There is considerable interest world-wide in creating single sign-on systems for the web. These can be considered to be in two distinct classes. The first class is for intra-institutional use, and which could scale up to a size which could cover an entire country. The best known of these systems are Shibboleth from Internet2 in the USA and PAPI from RedIris, the academic network provider in Spain and, of course, Athens in the UK. The second class of system is one that is designed to work primarily in a single institution. The scope of this study is the second class.
The interest in these systems can be evidenced from the number of systems that have been implemented world wide. Some of these have only been available at a single site but a number of them have already been implemented by a significant number of sites.
To date there has been no attempt to compare and contrast these various systems. This report describes the University of Edinburghs project to evaluate these systems.
The UKs interest in the Shibboleth solution led to the consideration of the creation of a standard schema for the description of members of the UK academic communities.
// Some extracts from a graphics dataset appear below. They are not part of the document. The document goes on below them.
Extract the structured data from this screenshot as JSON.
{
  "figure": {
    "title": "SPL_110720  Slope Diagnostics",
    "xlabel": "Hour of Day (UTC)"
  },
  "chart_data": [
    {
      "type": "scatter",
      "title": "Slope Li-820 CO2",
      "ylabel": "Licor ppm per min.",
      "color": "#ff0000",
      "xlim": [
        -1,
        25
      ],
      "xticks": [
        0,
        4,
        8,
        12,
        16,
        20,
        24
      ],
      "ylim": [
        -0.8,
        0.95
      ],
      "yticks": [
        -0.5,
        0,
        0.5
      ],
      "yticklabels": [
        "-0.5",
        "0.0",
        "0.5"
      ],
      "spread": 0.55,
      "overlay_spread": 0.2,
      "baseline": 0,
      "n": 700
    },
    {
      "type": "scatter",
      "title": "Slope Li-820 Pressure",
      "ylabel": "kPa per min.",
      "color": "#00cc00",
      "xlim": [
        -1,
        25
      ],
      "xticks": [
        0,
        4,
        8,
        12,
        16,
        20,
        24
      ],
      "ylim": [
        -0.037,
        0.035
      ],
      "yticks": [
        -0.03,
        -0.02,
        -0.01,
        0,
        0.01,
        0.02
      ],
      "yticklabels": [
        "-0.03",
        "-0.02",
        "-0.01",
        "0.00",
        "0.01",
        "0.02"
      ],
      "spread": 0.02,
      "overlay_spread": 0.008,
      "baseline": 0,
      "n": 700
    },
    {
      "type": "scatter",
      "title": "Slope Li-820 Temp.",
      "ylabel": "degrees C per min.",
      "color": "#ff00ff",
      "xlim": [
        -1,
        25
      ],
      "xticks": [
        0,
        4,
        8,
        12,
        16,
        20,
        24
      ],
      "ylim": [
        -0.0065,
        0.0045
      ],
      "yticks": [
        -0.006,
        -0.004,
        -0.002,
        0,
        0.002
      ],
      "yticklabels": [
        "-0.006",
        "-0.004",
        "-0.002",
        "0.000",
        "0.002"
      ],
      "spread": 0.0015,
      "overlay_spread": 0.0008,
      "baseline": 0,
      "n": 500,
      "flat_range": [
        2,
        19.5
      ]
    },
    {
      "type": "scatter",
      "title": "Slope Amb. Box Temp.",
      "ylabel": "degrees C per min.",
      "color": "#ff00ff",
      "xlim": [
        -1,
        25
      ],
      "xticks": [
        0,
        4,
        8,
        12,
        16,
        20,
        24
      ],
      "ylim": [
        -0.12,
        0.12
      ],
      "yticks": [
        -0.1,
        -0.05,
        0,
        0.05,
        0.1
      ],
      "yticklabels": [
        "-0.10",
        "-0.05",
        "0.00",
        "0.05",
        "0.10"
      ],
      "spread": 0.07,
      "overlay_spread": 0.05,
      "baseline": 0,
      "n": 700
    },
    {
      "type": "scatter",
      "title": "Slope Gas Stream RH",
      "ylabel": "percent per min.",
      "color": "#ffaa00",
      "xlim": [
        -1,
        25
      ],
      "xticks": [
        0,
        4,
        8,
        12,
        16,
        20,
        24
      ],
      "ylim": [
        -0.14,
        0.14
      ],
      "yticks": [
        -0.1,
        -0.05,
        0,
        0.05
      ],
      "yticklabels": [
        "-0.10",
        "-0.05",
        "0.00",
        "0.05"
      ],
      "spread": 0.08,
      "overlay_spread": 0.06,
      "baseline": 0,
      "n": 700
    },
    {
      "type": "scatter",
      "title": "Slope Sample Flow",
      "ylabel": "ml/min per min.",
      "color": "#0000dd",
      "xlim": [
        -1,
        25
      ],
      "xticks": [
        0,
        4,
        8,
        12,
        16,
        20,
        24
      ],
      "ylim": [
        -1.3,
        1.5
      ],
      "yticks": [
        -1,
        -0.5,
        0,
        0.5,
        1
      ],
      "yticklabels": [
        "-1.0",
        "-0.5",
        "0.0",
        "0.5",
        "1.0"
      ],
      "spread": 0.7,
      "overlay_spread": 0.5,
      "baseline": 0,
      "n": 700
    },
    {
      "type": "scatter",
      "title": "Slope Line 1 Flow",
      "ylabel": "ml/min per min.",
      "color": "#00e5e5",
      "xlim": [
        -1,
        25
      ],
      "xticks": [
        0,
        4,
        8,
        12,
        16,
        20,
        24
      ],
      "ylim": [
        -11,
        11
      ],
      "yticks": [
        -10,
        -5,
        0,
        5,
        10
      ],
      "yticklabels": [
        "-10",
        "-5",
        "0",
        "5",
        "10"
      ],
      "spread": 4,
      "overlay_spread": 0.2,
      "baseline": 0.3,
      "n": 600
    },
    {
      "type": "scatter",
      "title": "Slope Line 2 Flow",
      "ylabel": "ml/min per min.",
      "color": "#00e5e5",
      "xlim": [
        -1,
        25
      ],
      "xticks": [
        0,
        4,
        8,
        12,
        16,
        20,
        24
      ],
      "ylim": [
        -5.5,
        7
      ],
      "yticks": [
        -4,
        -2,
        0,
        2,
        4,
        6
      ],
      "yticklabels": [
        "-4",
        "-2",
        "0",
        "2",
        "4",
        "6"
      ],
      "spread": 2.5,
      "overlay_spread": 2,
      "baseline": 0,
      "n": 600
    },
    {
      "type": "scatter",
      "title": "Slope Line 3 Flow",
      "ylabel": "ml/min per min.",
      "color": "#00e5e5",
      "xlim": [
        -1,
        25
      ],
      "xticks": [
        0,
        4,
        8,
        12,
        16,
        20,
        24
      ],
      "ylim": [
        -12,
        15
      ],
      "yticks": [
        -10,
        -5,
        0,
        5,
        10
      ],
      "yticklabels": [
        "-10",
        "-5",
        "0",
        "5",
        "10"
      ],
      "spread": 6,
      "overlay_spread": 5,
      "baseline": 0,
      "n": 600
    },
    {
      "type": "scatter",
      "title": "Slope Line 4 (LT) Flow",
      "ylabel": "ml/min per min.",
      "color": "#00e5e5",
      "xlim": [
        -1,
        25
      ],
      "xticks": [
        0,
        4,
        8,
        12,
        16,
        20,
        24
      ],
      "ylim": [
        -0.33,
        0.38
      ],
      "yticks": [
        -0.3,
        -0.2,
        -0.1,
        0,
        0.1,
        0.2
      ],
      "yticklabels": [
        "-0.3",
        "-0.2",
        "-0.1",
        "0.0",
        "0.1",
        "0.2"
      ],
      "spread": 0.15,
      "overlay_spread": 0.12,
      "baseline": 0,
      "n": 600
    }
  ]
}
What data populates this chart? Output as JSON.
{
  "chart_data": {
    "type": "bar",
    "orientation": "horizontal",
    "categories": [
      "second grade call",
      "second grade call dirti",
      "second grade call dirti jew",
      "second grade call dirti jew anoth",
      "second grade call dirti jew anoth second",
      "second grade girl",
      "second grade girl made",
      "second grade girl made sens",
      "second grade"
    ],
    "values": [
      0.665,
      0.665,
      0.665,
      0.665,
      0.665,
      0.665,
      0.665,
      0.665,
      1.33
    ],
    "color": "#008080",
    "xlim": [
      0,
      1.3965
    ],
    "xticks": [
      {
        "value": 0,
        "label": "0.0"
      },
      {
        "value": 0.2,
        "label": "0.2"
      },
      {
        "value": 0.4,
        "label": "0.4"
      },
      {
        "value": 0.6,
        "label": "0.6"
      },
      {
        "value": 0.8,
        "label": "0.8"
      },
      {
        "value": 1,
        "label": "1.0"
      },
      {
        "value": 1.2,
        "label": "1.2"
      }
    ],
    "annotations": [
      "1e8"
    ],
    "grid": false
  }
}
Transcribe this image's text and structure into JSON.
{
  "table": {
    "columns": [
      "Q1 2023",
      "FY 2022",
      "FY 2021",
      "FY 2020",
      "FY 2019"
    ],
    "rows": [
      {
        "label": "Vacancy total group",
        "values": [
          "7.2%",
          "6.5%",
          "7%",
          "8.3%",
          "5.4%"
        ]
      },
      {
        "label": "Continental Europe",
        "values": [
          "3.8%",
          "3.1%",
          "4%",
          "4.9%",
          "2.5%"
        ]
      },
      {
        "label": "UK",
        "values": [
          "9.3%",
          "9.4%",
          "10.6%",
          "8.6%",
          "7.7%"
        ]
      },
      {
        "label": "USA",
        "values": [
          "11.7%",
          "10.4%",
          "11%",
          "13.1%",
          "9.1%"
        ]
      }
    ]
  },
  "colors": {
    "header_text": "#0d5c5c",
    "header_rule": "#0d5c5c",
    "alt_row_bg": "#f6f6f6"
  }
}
The UK however, unlike the USA, already had a tried and tested access management infrastructure in Athens. Thus much of the challenge for the UK lies in persuading the academic community to consider new technology. The UKeduPerson consultation exercise illustrated the depth of this problem and emphasised the need to raise national awareness and sponsor a national debate on the issues.
-
Eduserv has carried out extensive investigation into Scoping Next Generation Athens Services: SAML and Shibboleth Support in Athens
In Document version 1.0 plans are discussed to extend the Athens Identity Management System to utilise and interoperate with components in a Shibboleth and/or SAML-enabled infrastructure. This has sometimes been referred to as the Athens-Shibboleth Gateway, but more generally it encompasses the next generation of Federated, or Devolved Authentication (and authorisation) provision within Athens. This document also proposes how additional functionality and flexibility can be delivered to Athens-enabled communities by leveraging Shibboleth protocols.
The document assumes a familiarity with the concepts of a federated authentication/ authorization model utilised by Shibboleth and AthensDA, and the SAML assertion and protocol specifications. It does not discuss, in detail, specific technologies, but does outline the requirements for AthensDA 2.0.
-
A useful descriptive article was published in Ariadne, Issue 43, April 2005: Installing Shibboleth by Simon McLeish describes the experience of Shibboleth installation in a Higher Education environment, and suggests ways to make this experience more user-friendly.
-
In Australia the MAMS project offers step by step instructions on how to install shibboleth origin and target on Debian Linux servers. The aim is to set up a working Shibboleth testbed that is not part of the In Queue Federation but a local Australian federation. They are using themselves as the CA authority.